Une littérature du métissage linguistique

La période romantique entre 1836 et 1885 voit se développer l’évocation de la couleur locale : scènes populaires dans les villes, le travail des champs et les mœurs paysannes, le thème du vaudou…, même si le travail d’écriture manque souvent d’authenticité, restant trop proche du regard ethnographique, ainsi que le reconnaît un certain journaliste de L’Union du 17 août 1837 : « La langue française dans nos écrits a toujours l’air d’une langue acquise : un des bienfaits de la civilisation sera de la naturaliser chez nous. » Ainsi est enclenché le processus du métissage linguistique, quand bien même tous les écrivains ne s’engageraient pas dans cette option, loin s’en faut. Mais le débat est lancé.
Pendant les périodes de La Ronde et de la Nouvelle Ronde (1885-1925), le débat fait rage entre les tenants d’une langue d’écriture fidèle aux modèles français, comme le souhaite le grand poète Etzer Vilaire (ou Georges Sylvain d’ailleurs) qui craint de voir se développer « un langage bâtard qui n’est ni tout à fait du créole ni surtout du français », soucieux d’écrire dans une langue capable de traduire des sentiments universels ; et les adeptes de la transformation de la langue française ou du tout créole : ainsi voient le jour les romans de Frédéric Marcelin (Marilisse, 1903), de Justin Lhérisson (Zoune chez sa Ninaine) ou de Fernand Hibbert (Séna, 1905), dont la structure s’inspire d’une forme de discours dialogué créole appelé « audience ». Grâce à cet emprunt, le roman gagne en force comique et en vitalité. Durant cette période (1884-1889), de grands débats sur les questions sociales et de souveraineté nationale, sur les problèmes de l’agriculture et de l’instruction sont portés par des essayistes de grand nom comme Louis-Joseph Janvier, Anténor Firmin et Hannibal Price, qui sont d’ailleurs réputés pour avoir développé un argumentaire anti-raciste ; ces débats sont relayés par des périodiques de renom entre 1895 et 1912 : La Ronde, La Jeune Haïti, Haïti littéraire et sociale, Haïti littéraire et scientifique…

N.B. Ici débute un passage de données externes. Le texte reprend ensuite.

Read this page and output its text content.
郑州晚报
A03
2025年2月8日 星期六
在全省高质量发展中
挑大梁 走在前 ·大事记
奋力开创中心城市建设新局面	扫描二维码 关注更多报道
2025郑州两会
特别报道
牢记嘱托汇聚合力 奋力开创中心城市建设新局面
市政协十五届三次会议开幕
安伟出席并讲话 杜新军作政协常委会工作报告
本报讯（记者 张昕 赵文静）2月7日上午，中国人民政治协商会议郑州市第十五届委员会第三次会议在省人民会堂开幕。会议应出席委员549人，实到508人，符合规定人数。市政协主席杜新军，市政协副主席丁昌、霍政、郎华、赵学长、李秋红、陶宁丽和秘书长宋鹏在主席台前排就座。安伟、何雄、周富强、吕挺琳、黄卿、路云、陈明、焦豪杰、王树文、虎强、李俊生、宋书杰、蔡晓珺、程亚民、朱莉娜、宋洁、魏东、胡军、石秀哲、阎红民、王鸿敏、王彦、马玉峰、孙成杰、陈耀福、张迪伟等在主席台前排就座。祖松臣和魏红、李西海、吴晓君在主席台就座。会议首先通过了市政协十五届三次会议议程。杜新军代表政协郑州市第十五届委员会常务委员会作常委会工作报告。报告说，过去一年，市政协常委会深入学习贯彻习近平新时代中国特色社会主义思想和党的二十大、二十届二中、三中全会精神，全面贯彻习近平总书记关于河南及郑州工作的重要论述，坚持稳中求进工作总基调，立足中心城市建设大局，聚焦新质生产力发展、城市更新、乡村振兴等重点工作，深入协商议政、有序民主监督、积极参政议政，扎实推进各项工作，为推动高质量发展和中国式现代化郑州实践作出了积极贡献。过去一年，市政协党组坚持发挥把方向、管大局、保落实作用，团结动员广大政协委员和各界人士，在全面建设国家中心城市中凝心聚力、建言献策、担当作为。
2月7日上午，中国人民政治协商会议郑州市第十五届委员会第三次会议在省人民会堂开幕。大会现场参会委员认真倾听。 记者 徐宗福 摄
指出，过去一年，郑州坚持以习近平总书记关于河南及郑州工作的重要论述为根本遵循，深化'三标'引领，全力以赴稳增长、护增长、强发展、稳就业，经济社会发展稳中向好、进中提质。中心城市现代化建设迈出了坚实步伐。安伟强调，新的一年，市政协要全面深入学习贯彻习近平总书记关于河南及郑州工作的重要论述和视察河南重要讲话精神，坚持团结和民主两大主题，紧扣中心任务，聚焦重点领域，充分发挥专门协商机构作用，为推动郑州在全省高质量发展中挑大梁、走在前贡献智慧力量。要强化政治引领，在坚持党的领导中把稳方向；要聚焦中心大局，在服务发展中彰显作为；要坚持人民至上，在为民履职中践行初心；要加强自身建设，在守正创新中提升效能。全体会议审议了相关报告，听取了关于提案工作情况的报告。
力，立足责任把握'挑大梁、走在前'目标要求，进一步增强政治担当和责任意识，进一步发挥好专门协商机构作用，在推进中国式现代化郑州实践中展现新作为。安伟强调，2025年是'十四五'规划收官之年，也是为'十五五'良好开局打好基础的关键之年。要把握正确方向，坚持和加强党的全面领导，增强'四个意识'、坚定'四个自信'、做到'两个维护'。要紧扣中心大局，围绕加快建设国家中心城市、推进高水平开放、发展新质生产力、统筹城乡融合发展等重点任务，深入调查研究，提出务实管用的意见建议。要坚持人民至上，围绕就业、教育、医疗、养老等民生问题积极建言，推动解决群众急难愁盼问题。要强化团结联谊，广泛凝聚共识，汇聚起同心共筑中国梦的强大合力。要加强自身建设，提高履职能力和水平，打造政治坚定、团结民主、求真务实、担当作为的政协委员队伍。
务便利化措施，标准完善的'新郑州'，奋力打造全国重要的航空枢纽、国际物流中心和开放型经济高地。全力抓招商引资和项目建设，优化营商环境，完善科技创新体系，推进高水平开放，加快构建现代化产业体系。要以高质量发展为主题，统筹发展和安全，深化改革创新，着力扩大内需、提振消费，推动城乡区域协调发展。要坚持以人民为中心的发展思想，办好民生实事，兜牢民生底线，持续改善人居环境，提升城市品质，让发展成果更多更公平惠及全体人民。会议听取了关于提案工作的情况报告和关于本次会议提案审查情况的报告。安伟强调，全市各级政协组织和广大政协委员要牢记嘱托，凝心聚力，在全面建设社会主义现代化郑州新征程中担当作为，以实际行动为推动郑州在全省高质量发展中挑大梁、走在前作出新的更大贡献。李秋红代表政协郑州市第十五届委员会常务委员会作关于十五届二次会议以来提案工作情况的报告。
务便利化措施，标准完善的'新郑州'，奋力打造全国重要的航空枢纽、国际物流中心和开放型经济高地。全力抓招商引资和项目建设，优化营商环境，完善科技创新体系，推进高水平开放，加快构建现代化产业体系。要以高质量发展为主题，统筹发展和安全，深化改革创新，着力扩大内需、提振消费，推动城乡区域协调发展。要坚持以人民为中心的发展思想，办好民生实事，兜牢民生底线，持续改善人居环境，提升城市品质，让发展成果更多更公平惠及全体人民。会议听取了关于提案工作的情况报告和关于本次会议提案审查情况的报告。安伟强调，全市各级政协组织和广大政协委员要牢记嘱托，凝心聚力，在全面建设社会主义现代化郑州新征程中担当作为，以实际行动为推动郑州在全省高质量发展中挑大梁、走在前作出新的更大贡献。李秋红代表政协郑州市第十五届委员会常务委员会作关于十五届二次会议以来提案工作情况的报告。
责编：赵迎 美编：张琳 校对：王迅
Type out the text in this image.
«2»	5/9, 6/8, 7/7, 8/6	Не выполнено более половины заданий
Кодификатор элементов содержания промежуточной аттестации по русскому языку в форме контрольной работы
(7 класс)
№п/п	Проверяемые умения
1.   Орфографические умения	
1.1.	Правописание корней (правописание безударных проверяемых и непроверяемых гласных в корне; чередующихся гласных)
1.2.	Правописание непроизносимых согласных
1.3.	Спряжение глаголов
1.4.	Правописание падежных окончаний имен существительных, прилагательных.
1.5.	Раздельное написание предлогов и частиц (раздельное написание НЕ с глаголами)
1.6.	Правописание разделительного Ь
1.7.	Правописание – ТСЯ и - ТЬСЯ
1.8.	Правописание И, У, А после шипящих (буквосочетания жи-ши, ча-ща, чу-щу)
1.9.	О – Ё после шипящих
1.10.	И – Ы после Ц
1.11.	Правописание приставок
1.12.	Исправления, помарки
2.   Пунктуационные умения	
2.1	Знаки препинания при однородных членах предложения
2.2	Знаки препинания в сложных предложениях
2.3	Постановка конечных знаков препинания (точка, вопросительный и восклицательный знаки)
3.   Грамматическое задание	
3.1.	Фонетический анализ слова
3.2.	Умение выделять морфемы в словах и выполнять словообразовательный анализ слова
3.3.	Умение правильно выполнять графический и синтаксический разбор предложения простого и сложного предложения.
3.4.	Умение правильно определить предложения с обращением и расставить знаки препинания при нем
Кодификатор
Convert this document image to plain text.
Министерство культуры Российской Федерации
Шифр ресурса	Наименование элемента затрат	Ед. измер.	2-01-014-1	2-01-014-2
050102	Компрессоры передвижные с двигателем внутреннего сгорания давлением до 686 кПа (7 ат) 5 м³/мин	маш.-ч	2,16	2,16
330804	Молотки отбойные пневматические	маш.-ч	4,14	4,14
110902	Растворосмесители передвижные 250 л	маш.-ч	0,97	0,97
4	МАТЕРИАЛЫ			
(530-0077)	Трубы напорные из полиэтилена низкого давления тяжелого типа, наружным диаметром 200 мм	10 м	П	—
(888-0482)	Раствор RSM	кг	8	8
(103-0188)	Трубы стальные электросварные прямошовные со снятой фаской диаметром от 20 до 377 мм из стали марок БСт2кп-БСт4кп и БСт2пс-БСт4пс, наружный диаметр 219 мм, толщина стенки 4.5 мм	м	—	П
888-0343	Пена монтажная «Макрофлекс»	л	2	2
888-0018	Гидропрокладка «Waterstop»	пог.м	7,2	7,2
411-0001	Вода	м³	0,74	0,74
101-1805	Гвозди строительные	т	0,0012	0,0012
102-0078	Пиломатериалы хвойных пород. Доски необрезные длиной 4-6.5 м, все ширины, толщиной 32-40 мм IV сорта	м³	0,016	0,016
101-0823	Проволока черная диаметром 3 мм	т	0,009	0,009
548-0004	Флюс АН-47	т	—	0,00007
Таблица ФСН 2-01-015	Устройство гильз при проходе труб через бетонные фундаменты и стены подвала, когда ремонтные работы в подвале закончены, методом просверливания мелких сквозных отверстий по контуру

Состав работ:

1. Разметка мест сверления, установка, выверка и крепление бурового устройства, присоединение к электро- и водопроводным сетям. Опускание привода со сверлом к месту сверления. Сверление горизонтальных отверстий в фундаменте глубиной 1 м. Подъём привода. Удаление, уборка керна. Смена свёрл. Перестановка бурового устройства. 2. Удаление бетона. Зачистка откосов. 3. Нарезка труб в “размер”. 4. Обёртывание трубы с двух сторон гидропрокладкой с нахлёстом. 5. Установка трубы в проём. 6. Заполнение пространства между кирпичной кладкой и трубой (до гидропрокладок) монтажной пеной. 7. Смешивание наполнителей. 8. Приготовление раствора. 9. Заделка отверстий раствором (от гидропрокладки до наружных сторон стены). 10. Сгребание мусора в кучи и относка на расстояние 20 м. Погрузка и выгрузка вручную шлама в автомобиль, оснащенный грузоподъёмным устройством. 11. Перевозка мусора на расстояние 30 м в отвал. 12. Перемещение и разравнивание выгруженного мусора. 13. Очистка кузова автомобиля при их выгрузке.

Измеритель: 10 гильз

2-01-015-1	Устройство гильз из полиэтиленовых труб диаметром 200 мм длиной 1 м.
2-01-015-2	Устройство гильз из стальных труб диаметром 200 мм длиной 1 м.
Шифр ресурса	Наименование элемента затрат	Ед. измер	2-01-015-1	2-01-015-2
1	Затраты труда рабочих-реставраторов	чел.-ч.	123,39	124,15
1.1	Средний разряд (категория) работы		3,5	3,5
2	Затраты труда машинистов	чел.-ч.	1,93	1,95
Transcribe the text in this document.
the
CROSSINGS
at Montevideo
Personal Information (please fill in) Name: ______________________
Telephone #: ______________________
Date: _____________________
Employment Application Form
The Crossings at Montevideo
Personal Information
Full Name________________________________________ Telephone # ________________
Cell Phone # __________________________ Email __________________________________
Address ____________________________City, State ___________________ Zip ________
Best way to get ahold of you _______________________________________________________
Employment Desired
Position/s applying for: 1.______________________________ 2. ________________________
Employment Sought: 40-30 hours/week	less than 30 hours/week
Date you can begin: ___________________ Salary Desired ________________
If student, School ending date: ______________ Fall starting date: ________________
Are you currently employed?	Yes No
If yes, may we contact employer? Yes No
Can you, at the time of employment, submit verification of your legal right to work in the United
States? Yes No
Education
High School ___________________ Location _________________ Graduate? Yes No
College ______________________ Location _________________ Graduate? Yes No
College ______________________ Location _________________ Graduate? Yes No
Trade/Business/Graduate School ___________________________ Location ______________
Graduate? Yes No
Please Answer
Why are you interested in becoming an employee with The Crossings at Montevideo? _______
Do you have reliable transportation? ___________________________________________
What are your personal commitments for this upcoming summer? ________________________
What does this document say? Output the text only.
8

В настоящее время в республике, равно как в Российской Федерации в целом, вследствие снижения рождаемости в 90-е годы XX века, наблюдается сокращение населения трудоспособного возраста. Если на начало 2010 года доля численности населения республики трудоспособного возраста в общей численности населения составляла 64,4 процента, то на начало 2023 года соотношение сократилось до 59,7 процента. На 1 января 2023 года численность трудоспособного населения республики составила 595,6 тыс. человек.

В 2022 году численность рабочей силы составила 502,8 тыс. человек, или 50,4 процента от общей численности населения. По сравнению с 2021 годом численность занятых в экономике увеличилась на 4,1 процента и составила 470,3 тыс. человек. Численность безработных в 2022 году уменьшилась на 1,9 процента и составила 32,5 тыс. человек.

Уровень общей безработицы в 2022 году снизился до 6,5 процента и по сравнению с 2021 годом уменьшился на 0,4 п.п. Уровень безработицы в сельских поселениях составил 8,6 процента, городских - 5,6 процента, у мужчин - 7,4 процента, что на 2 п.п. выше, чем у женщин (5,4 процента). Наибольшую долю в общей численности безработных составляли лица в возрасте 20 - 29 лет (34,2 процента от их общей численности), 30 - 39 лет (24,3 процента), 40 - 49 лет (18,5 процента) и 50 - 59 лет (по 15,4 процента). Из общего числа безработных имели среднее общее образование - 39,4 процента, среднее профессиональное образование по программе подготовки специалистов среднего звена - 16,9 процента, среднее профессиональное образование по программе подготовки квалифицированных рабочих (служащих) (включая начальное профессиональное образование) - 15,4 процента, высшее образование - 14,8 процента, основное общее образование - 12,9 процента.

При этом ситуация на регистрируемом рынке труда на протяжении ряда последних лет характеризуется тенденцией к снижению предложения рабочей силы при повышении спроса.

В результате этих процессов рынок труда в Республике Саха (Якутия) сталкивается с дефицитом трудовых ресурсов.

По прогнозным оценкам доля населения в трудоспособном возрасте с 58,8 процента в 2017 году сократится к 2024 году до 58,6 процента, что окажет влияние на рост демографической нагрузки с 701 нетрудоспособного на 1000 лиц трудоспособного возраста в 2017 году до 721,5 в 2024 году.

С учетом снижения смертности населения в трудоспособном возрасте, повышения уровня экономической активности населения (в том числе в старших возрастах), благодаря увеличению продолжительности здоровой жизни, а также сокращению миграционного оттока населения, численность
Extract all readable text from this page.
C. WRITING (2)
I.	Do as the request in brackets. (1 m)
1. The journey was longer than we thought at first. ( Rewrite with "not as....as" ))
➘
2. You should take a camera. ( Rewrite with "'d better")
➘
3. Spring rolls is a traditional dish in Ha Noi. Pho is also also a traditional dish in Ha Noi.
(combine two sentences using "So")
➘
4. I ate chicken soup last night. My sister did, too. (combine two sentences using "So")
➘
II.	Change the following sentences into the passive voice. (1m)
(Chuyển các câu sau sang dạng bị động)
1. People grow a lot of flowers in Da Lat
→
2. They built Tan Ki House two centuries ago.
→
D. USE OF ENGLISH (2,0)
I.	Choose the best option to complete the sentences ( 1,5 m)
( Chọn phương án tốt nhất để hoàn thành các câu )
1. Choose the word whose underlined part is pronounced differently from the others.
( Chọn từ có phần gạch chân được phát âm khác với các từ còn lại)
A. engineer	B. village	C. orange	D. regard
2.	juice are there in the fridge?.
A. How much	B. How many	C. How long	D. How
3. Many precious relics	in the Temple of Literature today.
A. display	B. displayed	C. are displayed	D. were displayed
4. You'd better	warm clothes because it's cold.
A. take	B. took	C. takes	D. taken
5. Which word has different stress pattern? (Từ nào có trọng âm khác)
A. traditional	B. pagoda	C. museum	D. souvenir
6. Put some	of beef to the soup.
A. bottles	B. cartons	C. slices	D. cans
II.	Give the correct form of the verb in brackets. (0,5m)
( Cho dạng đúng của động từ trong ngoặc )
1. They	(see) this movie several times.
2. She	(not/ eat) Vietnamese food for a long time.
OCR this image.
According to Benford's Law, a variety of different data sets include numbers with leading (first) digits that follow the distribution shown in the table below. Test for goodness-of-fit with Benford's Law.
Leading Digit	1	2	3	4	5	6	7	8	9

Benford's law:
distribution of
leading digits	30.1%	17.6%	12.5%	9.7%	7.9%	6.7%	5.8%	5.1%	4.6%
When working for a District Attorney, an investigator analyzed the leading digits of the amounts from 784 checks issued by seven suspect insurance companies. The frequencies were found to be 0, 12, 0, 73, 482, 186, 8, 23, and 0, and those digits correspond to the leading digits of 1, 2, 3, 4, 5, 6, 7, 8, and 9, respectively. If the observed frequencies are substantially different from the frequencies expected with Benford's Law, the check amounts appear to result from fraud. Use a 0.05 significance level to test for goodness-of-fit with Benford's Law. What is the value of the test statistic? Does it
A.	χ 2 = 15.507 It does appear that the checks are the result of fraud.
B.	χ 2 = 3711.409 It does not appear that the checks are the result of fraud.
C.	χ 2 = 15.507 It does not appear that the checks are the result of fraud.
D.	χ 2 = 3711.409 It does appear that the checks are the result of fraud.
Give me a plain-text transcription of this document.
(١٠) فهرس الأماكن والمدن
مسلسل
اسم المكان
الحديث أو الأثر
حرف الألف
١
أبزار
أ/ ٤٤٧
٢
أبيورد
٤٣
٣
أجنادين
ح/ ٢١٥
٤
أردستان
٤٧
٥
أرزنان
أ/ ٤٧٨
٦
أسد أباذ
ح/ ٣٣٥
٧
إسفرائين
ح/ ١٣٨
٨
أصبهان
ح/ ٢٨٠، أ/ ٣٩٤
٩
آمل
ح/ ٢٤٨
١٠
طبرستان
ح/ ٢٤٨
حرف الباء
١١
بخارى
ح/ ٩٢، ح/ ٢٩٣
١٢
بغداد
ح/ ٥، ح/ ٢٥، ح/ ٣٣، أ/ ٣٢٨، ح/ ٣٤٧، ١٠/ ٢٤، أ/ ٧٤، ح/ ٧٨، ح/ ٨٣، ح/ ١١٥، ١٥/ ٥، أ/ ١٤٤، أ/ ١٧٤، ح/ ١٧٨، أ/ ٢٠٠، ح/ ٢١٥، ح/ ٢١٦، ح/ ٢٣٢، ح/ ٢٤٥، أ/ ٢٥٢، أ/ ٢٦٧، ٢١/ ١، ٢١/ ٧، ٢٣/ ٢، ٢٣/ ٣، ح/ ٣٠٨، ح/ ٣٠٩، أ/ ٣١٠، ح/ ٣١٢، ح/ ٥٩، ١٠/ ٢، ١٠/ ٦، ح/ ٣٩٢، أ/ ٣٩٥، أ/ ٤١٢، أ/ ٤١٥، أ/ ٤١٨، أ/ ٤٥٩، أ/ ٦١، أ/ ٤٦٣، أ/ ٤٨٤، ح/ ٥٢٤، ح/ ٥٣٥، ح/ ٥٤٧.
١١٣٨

Ensuite, la période de l’Indigénisme, suivie de celle des griots (1925-1975) sera féconde en inventions linguistiques et littéraires.

Meurtris par l’occupation américaine (1915-1935), de nombreux intellectuels haïtiens se sont engagés dans la résistance, du moins morale, au travers d’œuvres à tonalité patriotique, susceptibles de réveiller la conscience nationale. Ainsi parla l’oncle (1928) de Jean Price-Mars est un essai scientifique et didactique (ethnographique, sociologique, anthropologique…) qui a marqué l’époque, car il réconcilie toutes les composantes de la réalité haïtienne, y compris les plus contradictoires, et favorise pour chaque Haïtien une meilleure acceptation de son « moi ». Jean Price-Mars a apporté sa contribution à la culture du « métissage ». Par une démarche rationnelle et scientifique, il a tenté d’éradiquer la honte inhérente à la perception négative qu’on a des univers ruraux et africains à l’époque. Cette période voit la fondation du premier parti communiste haïtien (1934) et la création du Bureau d’Ethnologie (1941) par le poète Jacques Roumain. Un philologue haïtien, Jules Faine, fait paraître le fruit de ses recherches : Philologie créole (1936), Le Créole dans l’univers (1939). Il faut noter également l’influence des mouvements Surréaliste et de la Négritude : André Breton et Aimé Césaire sont venus en Haïti encourager les écrivains qui les ont favorablement reçus. Ces mouvements ont inspiré des tendances littéraires typiquement haïtiennes, comme le « réalisme merveilleux » initié par J.-S. Alexis ou le « spiralisme » initié par René Philoctète, Jean-Claude Fignolé et Frankétienne.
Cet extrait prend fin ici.